/ 17 January 2020

Oceans heat up to record highs

An accelerated warming cycle in Alaska’s Bering Sea is creating ecological havoc. (Gallo/Copernicius/Orbital Horizon)

Ocean temperatures last year were the hottest in recorded history, driving destructive weather around the world and pushing a rise in sea levels.

This is according to research — titled Record-setting Ocean Warmth Continued in 2019 — published this week by a team of scientists from China and the United States in the peer-reviewed Advances in Atmospheric Sciences journal.

Temperatures changes are normally talked about in relation to those on the surface. But 90% of the excess heat created by humans burning fossil fuels, and from other natural sources, is stored in the oceans. Because they are vast, it takes a long time for that heat to start changing the temperature of water.

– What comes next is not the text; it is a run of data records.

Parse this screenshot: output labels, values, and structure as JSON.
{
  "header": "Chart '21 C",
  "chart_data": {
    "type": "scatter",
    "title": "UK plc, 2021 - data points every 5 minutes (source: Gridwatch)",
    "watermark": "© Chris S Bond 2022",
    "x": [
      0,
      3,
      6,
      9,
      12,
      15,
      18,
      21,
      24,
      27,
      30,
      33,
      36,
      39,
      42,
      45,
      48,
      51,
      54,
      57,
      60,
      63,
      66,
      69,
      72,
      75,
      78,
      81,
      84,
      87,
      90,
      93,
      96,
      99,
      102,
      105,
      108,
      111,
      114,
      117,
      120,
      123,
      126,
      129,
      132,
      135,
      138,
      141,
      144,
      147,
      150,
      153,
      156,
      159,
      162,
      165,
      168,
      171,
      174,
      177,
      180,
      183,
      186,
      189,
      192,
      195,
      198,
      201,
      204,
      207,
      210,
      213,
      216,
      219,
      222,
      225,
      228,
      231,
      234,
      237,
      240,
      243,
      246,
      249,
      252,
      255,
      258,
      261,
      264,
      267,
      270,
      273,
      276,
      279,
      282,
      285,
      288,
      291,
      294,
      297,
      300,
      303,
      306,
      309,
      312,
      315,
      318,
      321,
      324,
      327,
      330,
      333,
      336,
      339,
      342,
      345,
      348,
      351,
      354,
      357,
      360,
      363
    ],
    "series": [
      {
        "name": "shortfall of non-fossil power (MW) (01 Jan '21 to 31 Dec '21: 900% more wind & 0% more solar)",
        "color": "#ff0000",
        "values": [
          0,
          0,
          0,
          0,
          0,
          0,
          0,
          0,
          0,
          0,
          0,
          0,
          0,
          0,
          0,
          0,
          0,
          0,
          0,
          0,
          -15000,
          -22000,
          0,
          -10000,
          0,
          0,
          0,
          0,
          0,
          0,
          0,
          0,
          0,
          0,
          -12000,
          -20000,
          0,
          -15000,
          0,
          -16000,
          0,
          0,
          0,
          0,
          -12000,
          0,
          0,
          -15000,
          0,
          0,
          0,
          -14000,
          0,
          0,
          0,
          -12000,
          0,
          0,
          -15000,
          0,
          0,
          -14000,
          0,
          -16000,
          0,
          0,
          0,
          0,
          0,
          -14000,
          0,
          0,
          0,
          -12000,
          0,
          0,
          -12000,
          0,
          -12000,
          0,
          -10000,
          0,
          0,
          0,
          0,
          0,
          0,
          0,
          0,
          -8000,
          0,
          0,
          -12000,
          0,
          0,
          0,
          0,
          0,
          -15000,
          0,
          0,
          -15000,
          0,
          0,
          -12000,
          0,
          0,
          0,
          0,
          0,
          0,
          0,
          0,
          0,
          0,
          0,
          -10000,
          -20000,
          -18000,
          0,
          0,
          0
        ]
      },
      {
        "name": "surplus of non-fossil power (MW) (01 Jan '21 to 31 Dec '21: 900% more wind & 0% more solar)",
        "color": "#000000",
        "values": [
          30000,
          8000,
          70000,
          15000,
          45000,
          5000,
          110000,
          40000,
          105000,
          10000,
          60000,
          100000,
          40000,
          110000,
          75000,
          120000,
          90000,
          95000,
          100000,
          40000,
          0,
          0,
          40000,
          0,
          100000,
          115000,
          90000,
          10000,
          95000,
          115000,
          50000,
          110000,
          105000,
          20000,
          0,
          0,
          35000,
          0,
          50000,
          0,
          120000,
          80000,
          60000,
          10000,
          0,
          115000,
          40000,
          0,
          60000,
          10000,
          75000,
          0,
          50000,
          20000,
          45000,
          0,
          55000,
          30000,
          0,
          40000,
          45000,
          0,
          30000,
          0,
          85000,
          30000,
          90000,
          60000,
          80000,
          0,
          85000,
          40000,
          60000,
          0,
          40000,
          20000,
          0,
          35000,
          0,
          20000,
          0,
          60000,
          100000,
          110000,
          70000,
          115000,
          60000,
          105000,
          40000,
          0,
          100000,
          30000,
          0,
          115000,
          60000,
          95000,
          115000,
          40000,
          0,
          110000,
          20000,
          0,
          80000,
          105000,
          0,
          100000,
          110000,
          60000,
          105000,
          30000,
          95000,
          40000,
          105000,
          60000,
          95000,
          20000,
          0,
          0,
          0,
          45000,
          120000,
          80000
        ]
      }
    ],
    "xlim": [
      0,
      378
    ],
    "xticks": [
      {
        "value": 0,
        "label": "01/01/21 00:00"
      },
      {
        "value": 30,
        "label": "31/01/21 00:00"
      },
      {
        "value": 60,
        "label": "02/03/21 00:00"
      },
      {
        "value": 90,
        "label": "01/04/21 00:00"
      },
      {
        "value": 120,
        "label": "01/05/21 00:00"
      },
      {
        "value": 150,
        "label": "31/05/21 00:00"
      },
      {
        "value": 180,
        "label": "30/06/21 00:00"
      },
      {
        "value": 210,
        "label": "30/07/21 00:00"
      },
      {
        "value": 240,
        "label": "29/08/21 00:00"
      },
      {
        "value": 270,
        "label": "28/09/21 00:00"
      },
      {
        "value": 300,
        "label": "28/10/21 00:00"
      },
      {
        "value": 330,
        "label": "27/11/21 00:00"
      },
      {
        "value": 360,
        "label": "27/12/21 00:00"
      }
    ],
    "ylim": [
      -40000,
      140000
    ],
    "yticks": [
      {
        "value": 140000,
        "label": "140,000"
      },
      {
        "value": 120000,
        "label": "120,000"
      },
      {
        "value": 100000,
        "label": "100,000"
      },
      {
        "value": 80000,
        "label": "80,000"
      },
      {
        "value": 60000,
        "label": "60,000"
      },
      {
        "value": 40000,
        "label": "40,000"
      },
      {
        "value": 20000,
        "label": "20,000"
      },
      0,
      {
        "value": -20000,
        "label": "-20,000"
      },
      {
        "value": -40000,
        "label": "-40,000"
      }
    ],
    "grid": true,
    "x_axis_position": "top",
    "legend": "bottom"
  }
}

In the past two decades the oceans heated at four-and-a-half times the rate that they had heated in the three decades before that. The last decade is also the hottest on record.

The data came from the Institute for Atmospheric Physics, the National Oceanic and Atmospheric Administration and the National Centre for Environmental Information. Most of it was collected by about 4 000 floats that drift on the world’s oceans.

That data has become increasingly accurate in recent years.

Some 43% of the heat has gone into the Southern Ocean, which is where South African scientists do a great deal of research.

The biggest visible effect of hotter oceans is in rising sea levels: as ice melts the amount of water increases; the water expands with the heat and takes up more space.

Under the waves, more heat means less dissolved oxygen, which is bad for fish.

On land, more heat means more evaporation. The scientists said this “nourishes heavy rain and promotes flooding”. This in turn leads to “a more extreme hydrological cycle and more extreme weather”.